1A. Several genes associated with GABAergic and glutamatergic functioning have been implicated across both ASD and SCZ. 1B. The expression of such genes, and the time course at which their expression might go awry, can differ across development. Developmental differences in gene expression affecting E/I balance could contribute to variations in both neural circuitry alterations and ultimate clinical phenotypes. Different colors conceptually highlight distinct time courses and time-dependent patterns of gene expression that may relate to disturbances in each disorder. 1C. Alterations, such as deletions or duplications, of genes altered in SCZ and/or ASD can result in microcircuit dysfunction, characterized by imbalance in E/I neurotransmission, as a result of changes at E->E, E->I, or I->E synapses. 1D. Adapted from(163). The nature of E/I disruption can take any of several different forms (left panel), which in turn would contribute to variable baseline and task-evoked abnormalities in excitatory and inhibitory neural functions. 1E. Based on the complex interactions between the processes depicted in panels 1A–1D, differential neuropathology may emerge from many of the same underlying alterations and may be characterized by regional variability in the degree to which E/I balance is disturbed(101), thereby differentially impacting neural computation at the system level(175). Surface models adapted from Glasser et al.(176).

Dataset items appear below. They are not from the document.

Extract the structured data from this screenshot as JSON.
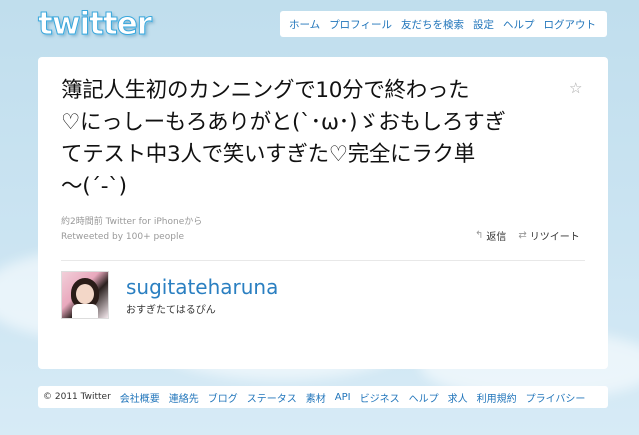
{
  "logo": "twitter",
  "nav": {
    "home": "ホーム",
    "profile": "プロフィール",
    "find_friends": "友だちを検索",
    "settings": "設定",
    "help": "ヘルプ",
    "logout": "ログアウト"
  },
  "tweet": {
    "line1": "簿記人生初のカンニングで10分で終わった",
    "line2": "♡にっしーもろありがと(`･ω･)ゞおもしろすぎ",
    "line3": "てテスト中3人で笑いすぎた♡完全にラク単",
    "line4": "～(´-`)",
    "meta": "約2時間前 Twitter for iPhoneから",
    "retweeted": "Retweeted by 100+ people",
    "reply_label": "返信",
    "retweet_label": "リツイート"
  },
  "user": {
    "screen_name": "sugitateharuna",
    "name": "おすぎたてはるぴん"
  },
  "footer": {
    "copyright": "© 2011 Twitter",
    "links": [
      "会社概要",
      "連絡先",
      "ブログ",
      "ステータス",
      "素材",
      "API",
      "ビジネス",
      "ヘルプ",
      "求人",
      "利用規約",
      "プライバシー"
    ]
  },
  "icons": {
    "star": "star-icon",
    "reply": "reply-icon",
    "retweet": "retweet-icon"
  },
  "colors": {
    "background": "#c0deed",
    "link": "#2276bb",
    "username": "#2a7fc1"
  }
}
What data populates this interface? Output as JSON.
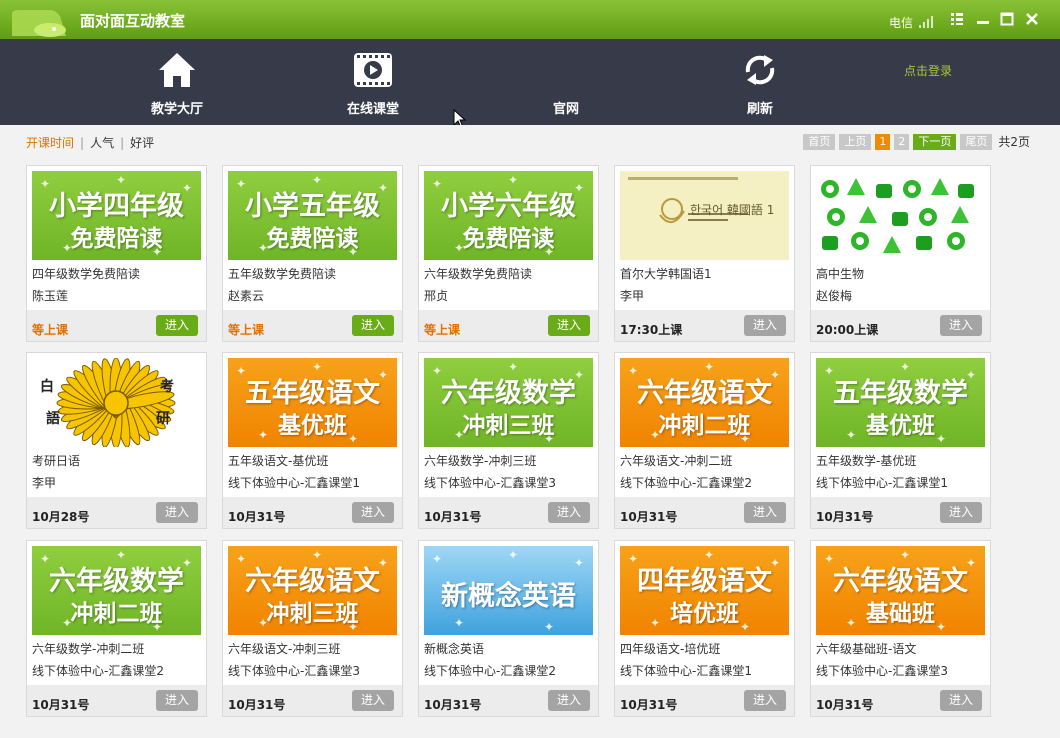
{
  "app": {
    "title": "面对面互动教室",
    "isp": "电信"
  },
  "nav": {
    "items": [
      {
        "label": "教学大厅",
        "icon": "home-icon"
      },
      {
        "label": "在线课堂",
        "icon": "video-icon"
      },
      {
        "label": "官网",
        "icon": ""
      },
      {
        "label": "刷新",
        "icon": "refresh-icon"
      }
    ],
    "login": "点击登录"
  },
  "filter": {
    "sort": [
      "开课时间",
      "人气",
      "好评"
    ],
    "active": "开课时间"
  },
  "pager": {
    "first": "首页",
    "prev": "上页",
    "pages": [
      "1",
      "2"
    ],
    "current": "1",
    "next": "下一页",
    "last": "尾页",
    "total": "共2页"
  },
  "enter_label": "进入",
  "courses": [
    {
      "thumb_l1": "小学四年级",
      "thumb_l2": "免费陪读",
      "theme": "green",
      "title": "四年级数学免费陪读",
      "teacher": "陈玉莲",
      "time": "等上课",
      "status": "waiting"
    },
    {
      "thumb_l1": "小学五年级",
      "thumb_l2": "免费陪读",
      "theme": "green",
      "title": "五年级数学免费陪读",
      "teacher": "赵素云",
      "time": "等上课",
      "status": "waiting"
    },
    {
      "thumb_l1": "小学六年级",
      "thumb_l2": "免费陪读",
      "theme": "green",
      "title": "六年级数学免费陪读",
      "teacher": "邢贞",
      "time": "等上课",
      "status": "waiting"
    },
    {
      "thumb_l1": "한국어 韓國語 1",
      "thumb_l2": "",
      "theme": "book",
      "title": "首尔大学韩国语1",
      "teacher": "李甲",
      "time": "17:30上课",
      "status": "scheduled"
    },
    {
      "thumb_l1": "",
      "thumb_l2": "",
      "theme": "bio",
      "title": "高中生物",
      "teacher": "赵俊梅",
      "time": "20:00上课",
      "status": "scheduled"
    },
    {
      "thumb_l1": "",
      "thumb_l2": "",
      "theme": "seal",
      "title": "考研日语",
      "teacher": "李甲",
      "time": "10月28号",
      "status": "scheduled"
    },
    {
      "thumb_l1": "五年级语文",
      "thumb_l2": "基优班",
      "theme": "orange",
      "title": "五年级语文-基优班",
      "teacher": "线下体验中心-汇鑫课堂1",
      "time": "10月31号",
      "status": "scheduled"
    },
    {
      "thumb_l1": "六年级数学",
      "thumb_l2": "冲刺三班",
      "theme": "green",
      "title": "六年级数学-冲刺三班",
      "teacher": "线下体验中心-汇鑫课堂3",
      "time": "10月31号",
      "status": "scheduled"
    },
    {
      "thumb_l1": "六年级语文",
      "thumb_l2": "冲刺二班",
      "theme": "orange",
      "title": "六年级语文-冲刺二班",
      "teacher": "线下体验中心-汇鑫课堂2",
      "time": "10月31号",
      "status": "scheduled"
    },
    {
      "thumb_l1": "五年级数学",
      "thumb_l2": "基优班",
      "theme": "green",
      "title": "五年级数学-基优班",
      "teacher": "线下体验中心-汇鑫课堂1",
      "time": "10月31号",
      "status": "scheduled"
    },
    {
      "thumb_l1": "六年级数学",
      "thumb_l2": "冲刺二班",
      "theme": "green",
      "title": "六年级数学-冲刺二班",
      "teacher": "线下体验中心-汇鑫课堂2",
      "time": "10月31号",
      "status": "scheduled"
    },
    {
      "thumb_l1": "六年级语文",
      "thumb_l2": "冲刺三班",
      "theme": "orange",
      "title": "六年级语文-冲刺三班",
      "teacher": "线下体验中心-汇鑫课堂3",
      "time": "10月31号",
      "status": "scheduled"
    },
    {
      "thumb_l1": "新概念英语",
      "thumb_l2": "",
      "theme": "blue",
      "title": "新概念英语",
      "teacher": "线下体验中心-汇鑫课堂2",
      "time": "10月31号",
      "status": "scheduled"
    },
    {
      "thumb_l1": "四年级语文",
      "thumb_l2": "培优班",
      "theme": "orange",
      "title": "四年级语文-培优班",
      "teacher": "线下体验中心-汇鑫课堂1",
      "time": "10月31号",
      "status": "scheduled"
    },
    {
      "thumb_l1": "六年级语文",
      "thumb_l2": "基础班",
      "theme": "orange",
      "title": "六年级基础班-语文",
      "teacher": "线下体验中心-汇鑫课堂3",
      "time": "10月31号",
      "status": "scheduled"
    }
  ],
  "seal_chars": [
    "白",
    "考",
    "語",
    "研"
  ],
  "colors": {
    "title_bar": "#6aac17",
    "nav_bar": "#373a48",
    "accent_orange": "#e57000",
    "enter_green": "#6aac17",
    "enter_gray": "#a4a4a4"
  }
}
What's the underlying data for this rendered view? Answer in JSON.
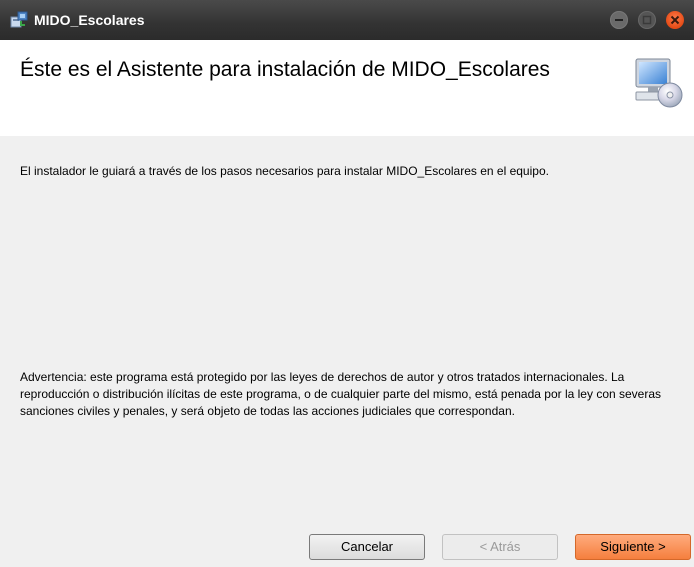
{
  "window": {
    "title": "MIDO_Escolares",
    "icons": {
      "app": "installer-icon",
      "minimize": "minimize-icon",
      "maximize": "maximize-icon",
      "close": "close-icon"
    }
  },
  "header": {
    "title": "Éste es el Asistente para instalación de MIDO_Escolares",
    "icon": "computer-disc-icon"
  },
  "content": {
    "intro": "El instalador le guiará a través de los pasos necesarios para instalar MIDO_Escolares en el equipo.",
    "warning": "Advertencia: este programa está protegido por las leyes de derechos de autor y otros tratados internacionales. La reproducción o distribución ilícitas de este programa, o de cualquier parte del mismo, está penada por la ley con severas sanciones civiles y penales, y será objeto de todas las acciones judiciales que correspondan."
  },
  "buttons": {
    "cancel": "Cancelar",
    "back": "< Atrás",
    "next": "Siguiente >"
  },
  "colors": {
    "next_button": "#f57f3e",
    "titlebar": "#333333",
    "close_button": "#e44b16"
  }
}
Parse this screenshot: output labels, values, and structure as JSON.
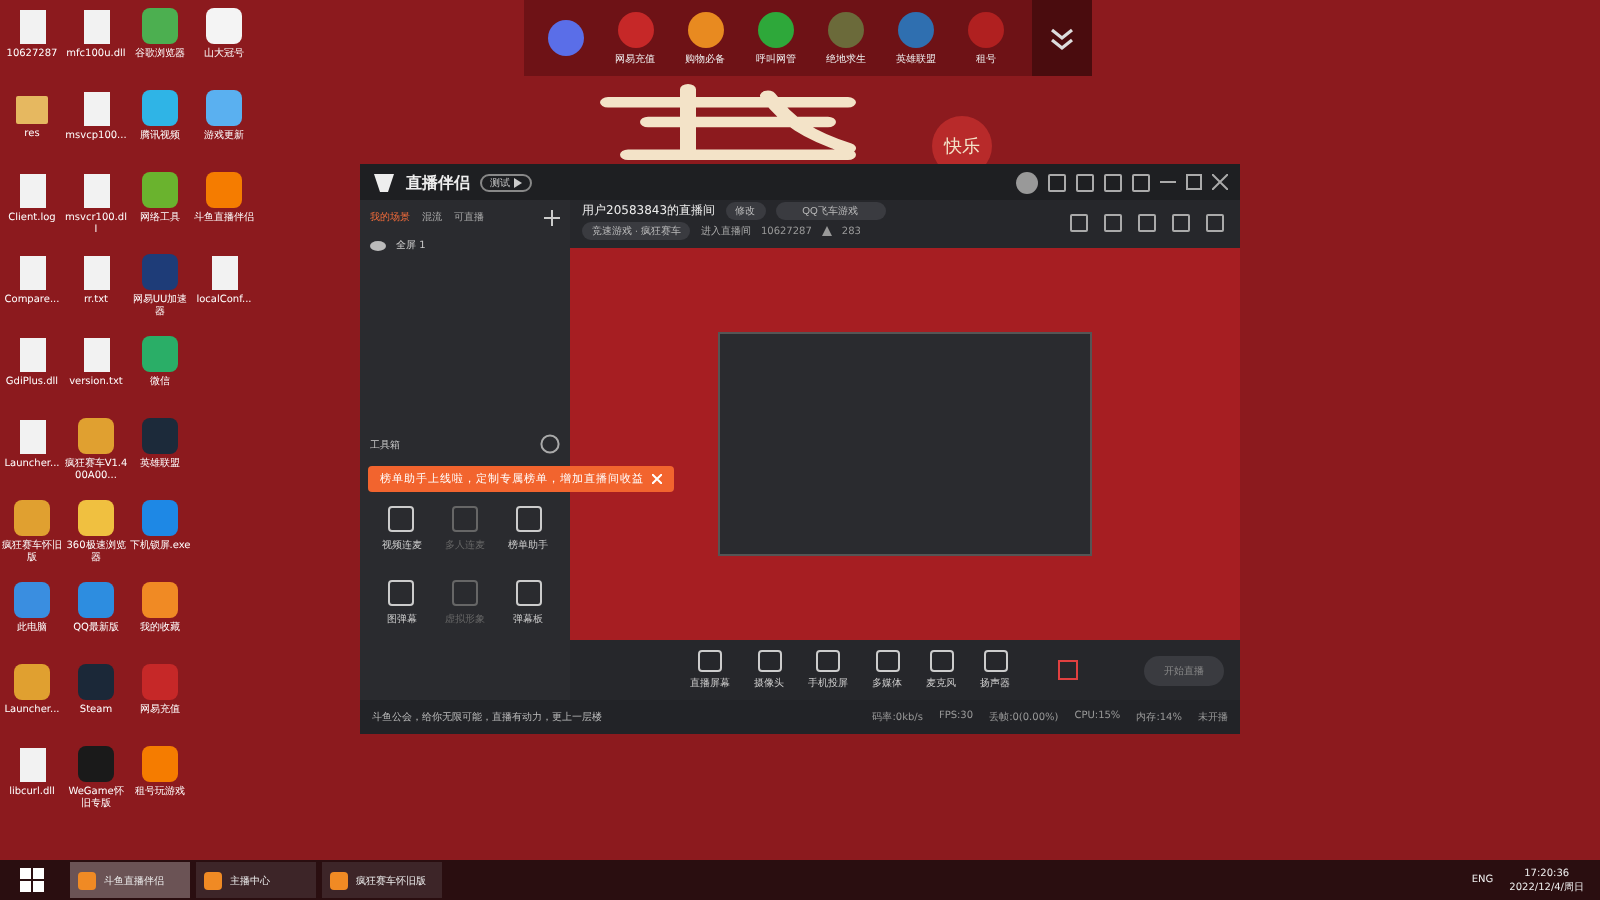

Figure 2. Neuroimaging Paradigms Tapping into E/I Balance in Sensory and Associative Circuits

2A. Visual Evoked Potential (VEP) paradigm, in which EEG is recorded over occipital cortex to contrast-reversing checkerboard stimuli. This paradigm results in a canonical waveform, wherein successive peaks reflect glutamatergic and GABAergic activity. It has been used in both SCZ and ASD. 2B. Adapted from Seymour et al.(123). Surround suppression stimuli, wherein activation elicited by a grating-filled annulus is suppressed due to lateral inhibition in the context of parallel (top right panel) but not perpendicular (bottom right panel) surround. Seymour and colleagues(123) showed that patients with SCZ exhibit reduced surround suppression effects (left panel). This type of paradigm is also being used in studies of individuals with ASD.

Figure 3. Computational and Pharmacological Studies Informing E/I Imbalance Cross-diagnostically

Figure adapted from(177). 3A. Computational modeling of microcircuit E/I balance predicts neural activity that is disrupted when E/I ratio is elevated (i.e. disinhibition induced via reduction of feedback inhibition shown with red arrow). This computational manipulation generates predictions relevant for E/I balance both at rest and during task states(100, 135, 178). 3B. Pharmacological models, such as NMDAR antagonism via ketamine, known to disrupt E/I balance can be used to test computational models to determine whether well understood in vivo disruptions result in predicted alterations in neural activity. 3C. Findings from patients with SCZ or ASD can then be compared to results generated by computational and pharmacological models to gain a better understanding of the underlying mechanisms driving the disease state. This iterative ‘computational psychiatric’ framework can help deepen insight into the links between circuit mechanism, neural system deficits, and symptoms across diagnoses(179).